By Tom Still

MADISON, Wis. – Some people would be tempted to blame pointy-headed campus intellectuals for the abrupt demise of the Trump administration’s attempt to block most foreign students from entering the country.

Not unless you think of the U.S. Chamber of Commerce, the University of Chicago, Johns Hopkins University, Stanford University and dozens of major businesses from coast to coast as bastions of liberalism.

Proposed and rescinded in a little over a week, the Department of Homeland Security rule would have required international students to transfer or leave the country if their schools held classes entirely online because of the COVID-19 epidemic. Students panicked, major companies complained, and universities and state attorneys general filed lawsuits.

The result was a dramatic reversal of a rule that would have kept hundreds of thousands of foreign students off U.S. campuses, including about 5,800 students at UW-Madison, and further complicated a fall semester that was already hard to manage from fiscal as well as educational perspectives.

Was the rule issued due to fears foreign students would import more coronavirus? Perhaps, but the United States is now the world’s leader in new infections. We’re doing a regrettably fine job of spreading it ourselves.

Was it because of rising tensions with China? That’s also a possibility, and there have been instances of student espionage over time, but international students flock to the United States from everywhere in Asia, Europe, South America, Africa and beyond.

More likely it was the latest wrong-headed assertion that foreign students take away jobs from native-born Americans. In fact, the opposite is true. Highly-skilled immigrants add enormous vitality to the U.S. economy and have done so for decades – researching, developing, producing, managing and leading in what has become the world’s most enduringly innovative economy.

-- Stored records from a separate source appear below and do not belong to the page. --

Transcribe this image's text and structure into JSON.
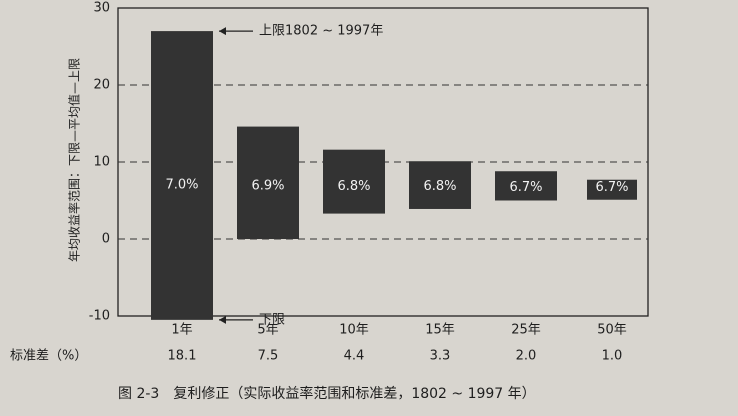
{
  "chart_data": {
    "type": "range_bar",
    "ylabel": "年均收益率范围：下限—平均值—上限",
    "categories": [
      "1年",
      "5年",
      "10年",
      "15年",
      "25年",
      "50年"
    ],
    "low": [
      -10.5,
      0,
      3.3,
      3.9,
      5.0,
      5.1
    ],
    "high": [
      27,
      14.6,
      11.6,
      10.1,
      8.8,
      7.7
    ],
    "values": [
      7.0,
      6.9,
      6.8,
      6.8,
      6.7,
      6.7
    ],
    "value_labels": [
      "7.0%",
      "6.9%",
      "6.8%",
      "6.8%",
      "6.7%",
      "6.7%"
    ],
    "color": "#333333",
    "ylim": [
      -10,
      30
    ],
    "yticks": [
      -10,
      0,
      10,
      20,
      30
    ],
    "grid": true,
    "upper_note": "上限1802 ~ 1997年",
    "lower_note": "下限",
    "std_label": "标准差（%）",
    "std_dev": [
      "18.1",
      "7.5",
      "4.4",
      "3.3",
      "2.0",
      "1.0"
    ],
    "caption": "图 2-3　复利修正（实际收益率范围和标准差，1802 ~ 1997 年）"
  }
}
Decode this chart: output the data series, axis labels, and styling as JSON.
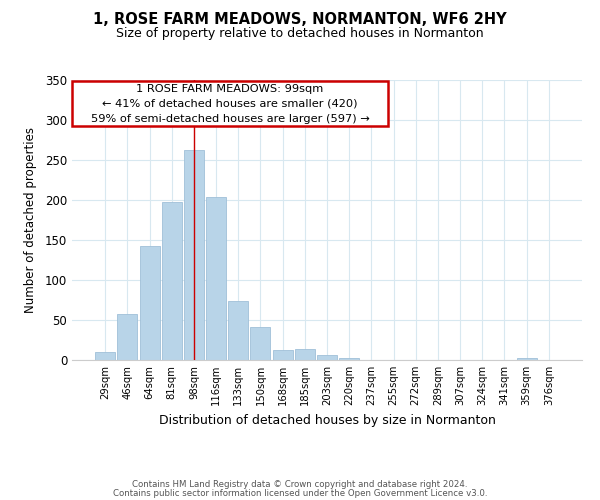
{
  "title": "1, ROSE FARM MEADOWS, NORMANTON, WF6 2HY",
  "subtitle": "Size of property relative to detached houses in Normanton",
  "xlabel": "Distribution of detached houses by size in Normanton",
  "ylabel": "Number of detached properties",
  "bar_color": "#b8d4e8",
  "bar_edge_color": "#a0c0d8",
  "background_color": "#ffffff",
  "grid_color": "#d8e8f0",
  "bin_labels": [
    "29sqm",
    "46sqm",
    "64sqm",
    "81sqm",
    "98sqm",
    "116sqm",
    "133sqm",
    "150sqm",
    "168sqm",
    "185sqm",
    "203sqm",
    "220sqm",
    "237sqm",
    "255sqm",
    "272sqm",
    "289sqm",
    "307sqm",
    "324sqm",
    "341sqm",
    "359sqm",
    "376sqm"
  ],
  "bar_heights": [
    10,
    57,
    143,
    198,
    262,
    204,
    74,
    41,
    13,
    14,
    6,
    2,
    0,
    0,
    0,
    0,
    0,
    0,
    0,
    2,
    0
  ],
  "ylim": [
    0,
    350
  ],
  "yticks": [
    0,
    50,
    100,
    150,
    200,
    250,
    300,
    350
  ],
  "annotation_text_line1": "1 ROSE FARM MEADOWS: 99sqm",
  "annotation_text_line2": "← 41% of detached houses are smaller (420)",
  "annotation_text_line3": "59% of semi-detached houses are larger (597) →",
  "marker_bin_index": 4,
  "footer_line1": "Contains HM Land Registry data © Crown copyright and database right 2024.",
  "footer_line2": "Contains public sector information licensed under the Open Government Licence v3.0."
}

That message was delivered two months ago by a group that looked a lot like the business coalition that helped to bring down the Trump administration rule this week. Nearly 325 employers, trade associations, higher education associations and technology groups (including the Wisconsin Technology Council) joined in a letter to Trump and three Cabinet secretaries.

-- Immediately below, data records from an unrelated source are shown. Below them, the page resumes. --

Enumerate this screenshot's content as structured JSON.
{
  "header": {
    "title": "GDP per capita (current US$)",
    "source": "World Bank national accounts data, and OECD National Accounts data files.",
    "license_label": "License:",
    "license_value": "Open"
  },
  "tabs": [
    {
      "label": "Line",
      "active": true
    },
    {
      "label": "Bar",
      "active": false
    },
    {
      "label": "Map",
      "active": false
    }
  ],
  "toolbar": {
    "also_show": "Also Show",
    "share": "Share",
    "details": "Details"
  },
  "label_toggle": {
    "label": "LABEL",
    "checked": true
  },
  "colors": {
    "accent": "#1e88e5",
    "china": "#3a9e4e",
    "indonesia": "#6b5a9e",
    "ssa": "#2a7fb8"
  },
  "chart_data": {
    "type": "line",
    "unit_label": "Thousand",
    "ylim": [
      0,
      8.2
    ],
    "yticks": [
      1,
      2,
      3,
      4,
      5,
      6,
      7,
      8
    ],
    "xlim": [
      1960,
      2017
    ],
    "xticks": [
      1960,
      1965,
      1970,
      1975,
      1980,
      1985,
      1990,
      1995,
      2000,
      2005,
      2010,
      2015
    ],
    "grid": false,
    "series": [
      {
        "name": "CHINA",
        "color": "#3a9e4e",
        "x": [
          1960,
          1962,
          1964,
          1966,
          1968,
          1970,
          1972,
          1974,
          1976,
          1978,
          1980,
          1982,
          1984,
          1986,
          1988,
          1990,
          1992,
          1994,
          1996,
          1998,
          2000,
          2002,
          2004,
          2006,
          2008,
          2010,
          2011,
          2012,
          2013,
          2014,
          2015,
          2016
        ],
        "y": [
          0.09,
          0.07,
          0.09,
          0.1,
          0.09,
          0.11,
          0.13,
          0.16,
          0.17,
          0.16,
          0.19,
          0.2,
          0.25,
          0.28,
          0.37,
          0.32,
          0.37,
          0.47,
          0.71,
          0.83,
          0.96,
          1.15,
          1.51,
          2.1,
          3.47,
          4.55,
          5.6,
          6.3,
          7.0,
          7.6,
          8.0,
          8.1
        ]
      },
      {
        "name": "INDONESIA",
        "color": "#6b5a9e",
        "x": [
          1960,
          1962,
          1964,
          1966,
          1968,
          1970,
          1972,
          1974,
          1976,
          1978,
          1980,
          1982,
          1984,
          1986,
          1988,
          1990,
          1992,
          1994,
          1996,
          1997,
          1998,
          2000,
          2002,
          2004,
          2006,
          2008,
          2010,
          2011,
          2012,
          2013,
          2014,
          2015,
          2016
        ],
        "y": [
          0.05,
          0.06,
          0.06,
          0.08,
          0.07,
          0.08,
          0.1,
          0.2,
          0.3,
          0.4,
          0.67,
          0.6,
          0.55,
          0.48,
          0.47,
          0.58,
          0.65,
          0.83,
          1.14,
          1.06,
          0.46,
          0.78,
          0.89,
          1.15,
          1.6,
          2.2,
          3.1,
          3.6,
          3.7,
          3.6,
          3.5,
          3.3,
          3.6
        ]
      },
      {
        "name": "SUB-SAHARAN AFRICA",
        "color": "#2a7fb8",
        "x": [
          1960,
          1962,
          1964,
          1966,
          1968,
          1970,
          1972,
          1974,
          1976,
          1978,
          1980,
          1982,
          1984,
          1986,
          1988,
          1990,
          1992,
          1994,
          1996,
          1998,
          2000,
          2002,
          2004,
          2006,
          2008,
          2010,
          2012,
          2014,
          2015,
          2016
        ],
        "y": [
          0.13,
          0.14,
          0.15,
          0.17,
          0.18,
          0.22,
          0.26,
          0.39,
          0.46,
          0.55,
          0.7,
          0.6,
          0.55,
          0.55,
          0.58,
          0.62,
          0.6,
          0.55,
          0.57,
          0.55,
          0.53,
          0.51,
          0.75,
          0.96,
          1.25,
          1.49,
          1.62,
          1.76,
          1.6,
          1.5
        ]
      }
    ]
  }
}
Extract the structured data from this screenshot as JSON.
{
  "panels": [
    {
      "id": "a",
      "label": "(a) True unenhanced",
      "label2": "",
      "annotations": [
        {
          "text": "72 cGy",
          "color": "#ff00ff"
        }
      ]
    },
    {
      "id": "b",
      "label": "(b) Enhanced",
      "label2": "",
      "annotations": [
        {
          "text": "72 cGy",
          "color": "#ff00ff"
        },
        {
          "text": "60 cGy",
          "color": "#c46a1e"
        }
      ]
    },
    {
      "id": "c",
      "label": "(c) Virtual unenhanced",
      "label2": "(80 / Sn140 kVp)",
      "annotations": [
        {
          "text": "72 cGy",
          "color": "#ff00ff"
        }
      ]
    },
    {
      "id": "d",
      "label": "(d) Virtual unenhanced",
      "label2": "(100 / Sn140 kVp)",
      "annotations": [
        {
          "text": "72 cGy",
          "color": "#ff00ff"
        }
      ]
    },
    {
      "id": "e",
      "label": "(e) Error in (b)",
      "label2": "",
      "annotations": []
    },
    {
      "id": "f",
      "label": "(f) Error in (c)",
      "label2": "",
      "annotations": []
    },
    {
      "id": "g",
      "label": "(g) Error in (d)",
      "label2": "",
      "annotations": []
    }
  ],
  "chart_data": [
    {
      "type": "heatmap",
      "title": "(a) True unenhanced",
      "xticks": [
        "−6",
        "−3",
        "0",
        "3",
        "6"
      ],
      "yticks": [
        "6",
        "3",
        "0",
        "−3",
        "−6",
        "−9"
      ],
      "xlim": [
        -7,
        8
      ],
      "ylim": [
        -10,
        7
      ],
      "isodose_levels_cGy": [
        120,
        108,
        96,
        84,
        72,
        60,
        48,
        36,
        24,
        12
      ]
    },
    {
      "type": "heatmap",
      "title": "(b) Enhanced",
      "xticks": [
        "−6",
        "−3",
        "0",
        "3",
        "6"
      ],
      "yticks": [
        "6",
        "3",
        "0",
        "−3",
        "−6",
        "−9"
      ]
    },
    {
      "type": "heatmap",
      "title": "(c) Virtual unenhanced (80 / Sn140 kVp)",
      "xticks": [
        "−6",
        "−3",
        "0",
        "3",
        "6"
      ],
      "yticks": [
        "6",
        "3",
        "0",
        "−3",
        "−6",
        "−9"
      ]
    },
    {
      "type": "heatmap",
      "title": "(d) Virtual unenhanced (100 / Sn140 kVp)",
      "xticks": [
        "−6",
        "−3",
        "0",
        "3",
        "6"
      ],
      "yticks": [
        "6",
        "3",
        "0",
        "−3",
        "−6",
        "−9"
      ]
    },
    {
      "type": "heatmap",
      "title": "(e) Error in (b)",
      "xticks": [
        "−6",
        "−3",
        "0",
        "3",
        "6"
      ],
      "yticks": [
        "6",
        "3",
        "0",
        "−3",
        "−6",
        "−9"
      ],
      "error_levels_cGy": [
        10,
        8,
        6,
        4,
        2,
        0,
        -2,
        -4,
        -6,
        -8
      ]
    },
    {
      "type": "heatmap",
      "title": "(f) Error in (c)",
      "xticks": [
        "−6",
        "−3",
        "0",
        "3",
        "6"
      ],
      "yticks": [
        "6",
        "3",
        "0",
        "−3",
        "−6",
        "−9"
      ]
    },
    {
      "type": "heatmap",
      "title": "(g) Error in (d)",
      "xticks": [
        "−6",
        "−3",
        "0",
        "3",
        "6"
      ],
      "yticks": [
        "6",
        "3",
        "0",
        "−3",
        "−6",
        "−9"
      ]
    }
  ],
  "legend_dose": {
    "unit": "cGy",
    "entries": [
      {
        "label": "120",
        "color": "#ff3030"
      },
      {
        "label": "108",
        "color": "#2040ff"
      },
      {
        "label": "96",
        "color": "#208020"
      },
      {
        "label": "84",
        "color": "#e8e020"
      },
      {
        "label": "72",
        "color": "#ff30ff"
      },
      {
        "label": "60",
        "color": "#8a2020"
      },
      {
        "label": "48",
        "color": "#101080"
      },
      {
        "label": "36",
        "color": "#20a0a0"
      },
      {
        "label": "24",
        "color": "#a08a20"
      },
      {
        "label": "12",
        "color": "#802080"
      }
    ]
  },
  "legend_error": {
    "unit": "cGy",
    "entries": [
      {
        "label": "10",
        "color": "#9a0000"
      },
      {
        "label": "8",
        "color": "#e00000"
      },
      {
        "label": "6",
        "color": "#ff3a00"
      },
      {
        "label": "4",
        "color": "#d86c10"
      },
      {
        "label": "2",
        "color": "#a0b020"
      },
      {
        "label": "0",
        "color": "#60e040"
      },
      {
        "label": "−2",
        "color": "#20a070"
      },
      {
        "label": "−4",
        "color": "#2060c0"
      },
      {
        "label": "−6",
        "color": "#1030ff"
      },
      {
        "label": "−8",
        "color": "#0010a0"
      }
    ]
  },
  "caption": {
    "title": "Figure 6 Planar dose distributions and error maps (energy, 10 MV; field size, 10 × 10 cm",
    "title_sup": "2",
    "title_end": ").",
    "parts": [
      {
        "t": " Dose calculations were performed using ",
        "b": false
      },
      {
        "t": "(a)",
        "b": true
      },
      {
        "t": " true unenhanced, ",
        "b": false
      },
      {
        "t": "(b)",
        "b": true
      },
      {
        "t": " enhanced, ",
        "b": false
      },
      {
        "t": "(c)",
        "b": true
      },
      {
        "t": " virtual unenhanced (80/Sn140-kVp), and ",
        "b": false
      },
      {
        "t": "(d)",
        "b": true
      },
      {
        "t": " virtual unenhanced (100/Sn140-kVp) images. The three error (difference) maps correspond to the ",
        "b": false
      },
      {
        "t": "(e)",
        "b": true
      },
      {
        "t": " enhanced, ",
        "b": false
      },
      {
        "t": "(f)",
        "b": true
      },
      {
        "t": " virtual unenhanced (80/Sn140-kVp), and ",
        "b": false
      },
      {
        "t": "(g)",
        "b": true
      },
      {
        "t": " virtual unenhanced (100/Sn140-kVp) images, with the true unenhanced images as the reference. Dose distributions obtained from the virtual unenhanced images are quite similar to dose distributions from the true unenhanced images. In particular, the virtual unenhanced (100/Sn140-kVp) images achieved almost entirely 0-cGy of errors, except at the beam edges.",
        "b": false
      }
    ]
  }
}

The letter stressed the importance of keeping the doors open to legal immigrants and students who contribute to economic growth. It defended the 50-year-old L-1 visa, which allows companies to transfer international employees within the same firm; the 66-year-old H-1 visa class, which allows firms to hire foreign-born professionals; and the 73-year-old F-1 visa, which permits “employment for practical training” for international students.

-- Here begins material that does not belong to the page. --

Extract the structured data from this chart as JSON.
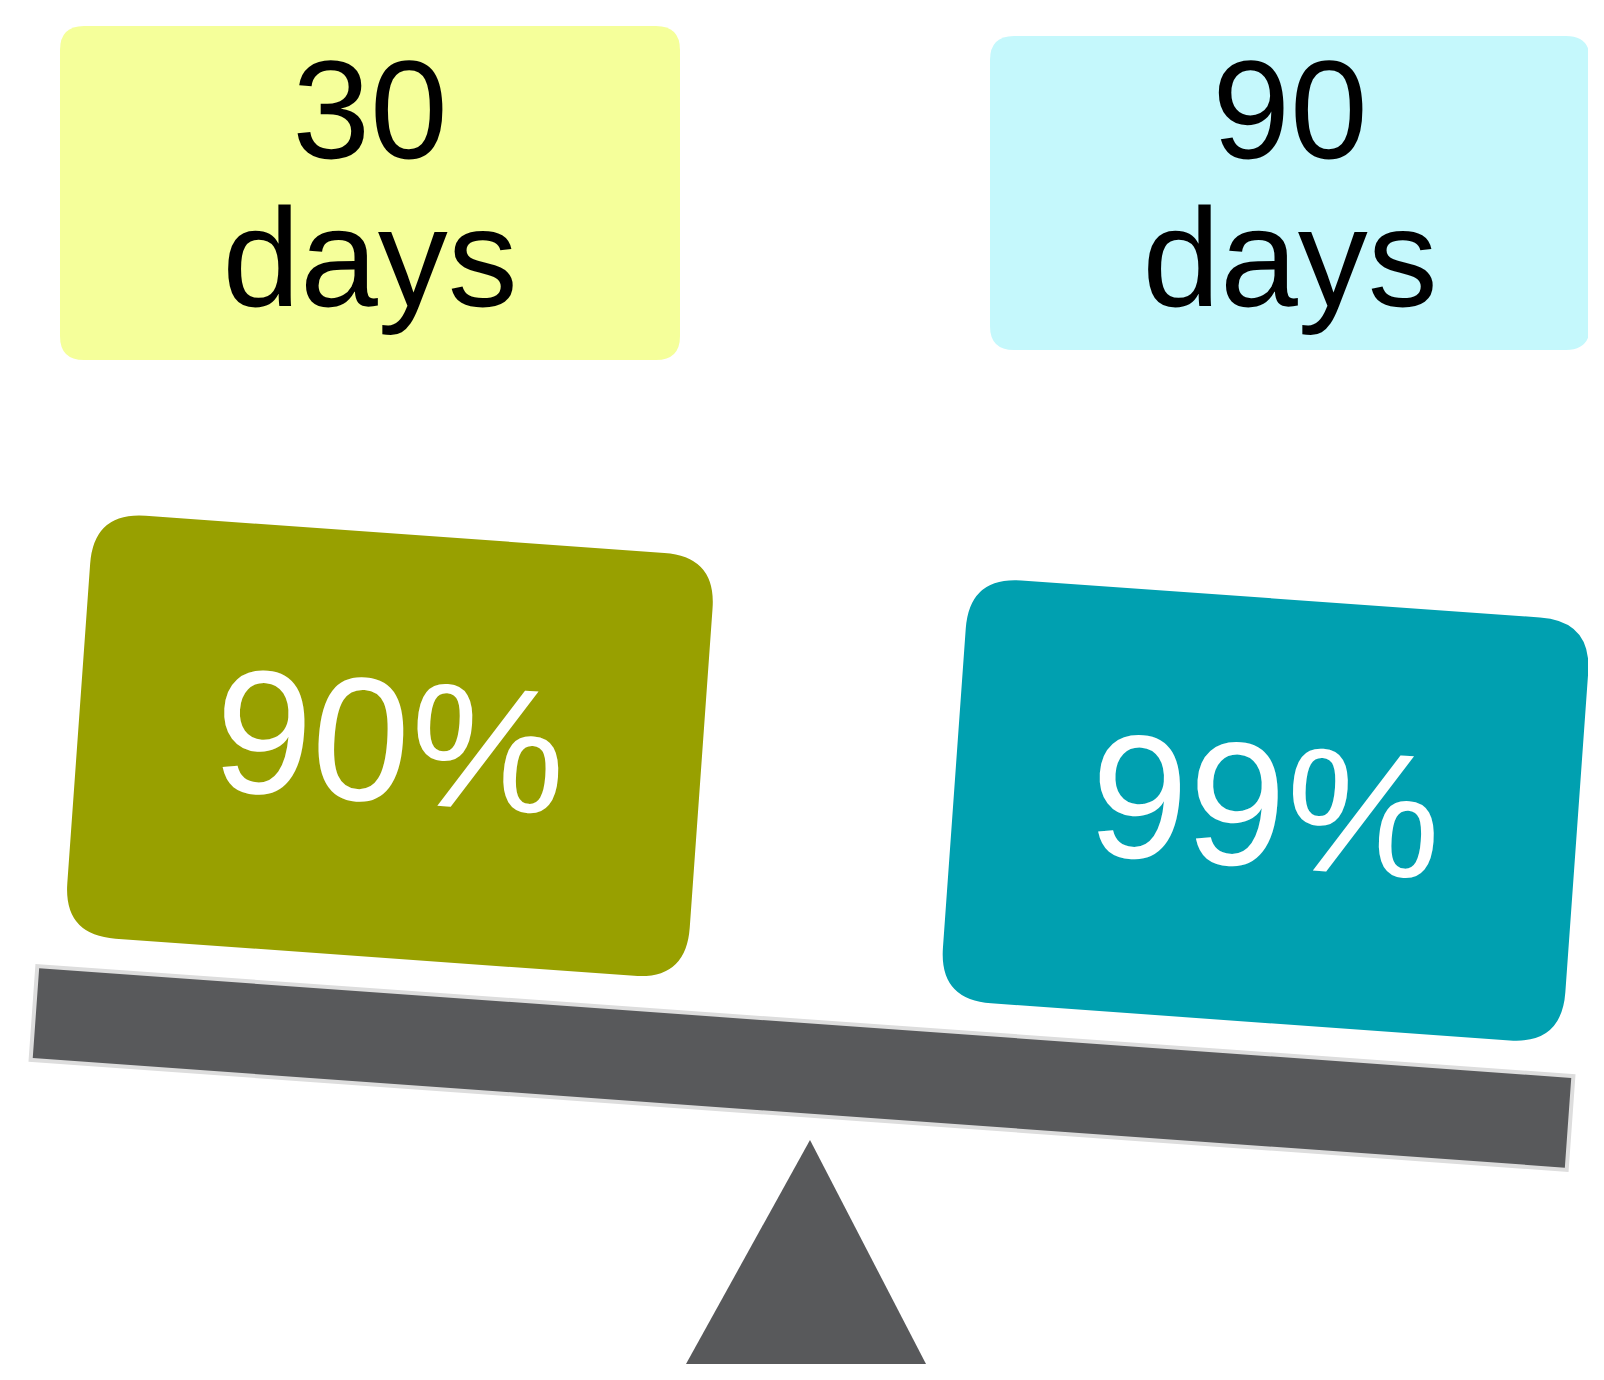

It quoted studies from free-market institutions such as the University of Chicago, the Wharton School of the University of Pennsylvania, the Cato Institute, George Mason University and others that document the contributions of foreign talent to the United States. For that to happen, of course, that talent must be permitted to stay.

“The United States dwarfs all other advanced economies in the world in welcoming new inventors, with about 10 times that of Germany, the next highest country,” the letter read. China, in contrast, attracts virtually no immigrant inventors while its best and brightest aspire to go elsewhere.

According to the National Foundation for American Policy, a non-profit, non-partisan organization, one-quarter of the founders of billon-dollar-plus American startups were once international students.

One familiar name is Elon Musk, founder of SpaceX and Tesla, who studied at Wharton (Trump’s undergraduate alma mater, by the way). Musk’s SpaceX was recently valued at $36 billion and employs about 8,000 people.

Noubar Afeyan, founder and CEO of Flagship Pioneering, which has $34 billion in aggregate value, went to the Massachusetts Institute of Technology. Among Flagship’s portfolio companies is Moderna Therapeutics, which is developing the experimental COVID-19 vaccine touted this week by Dr. Anthony Fauci, the government’s top infectious disease expert.

The effects of COVID-19 on U.S. innovation and economic output will require the best talent and workforce the nation can muster. The reversal of the foreign student rule was the first step toward reaching that goal. Now, perhaps, the coalition will stick together long enough to bring more market sense to the nation’s immigration rules.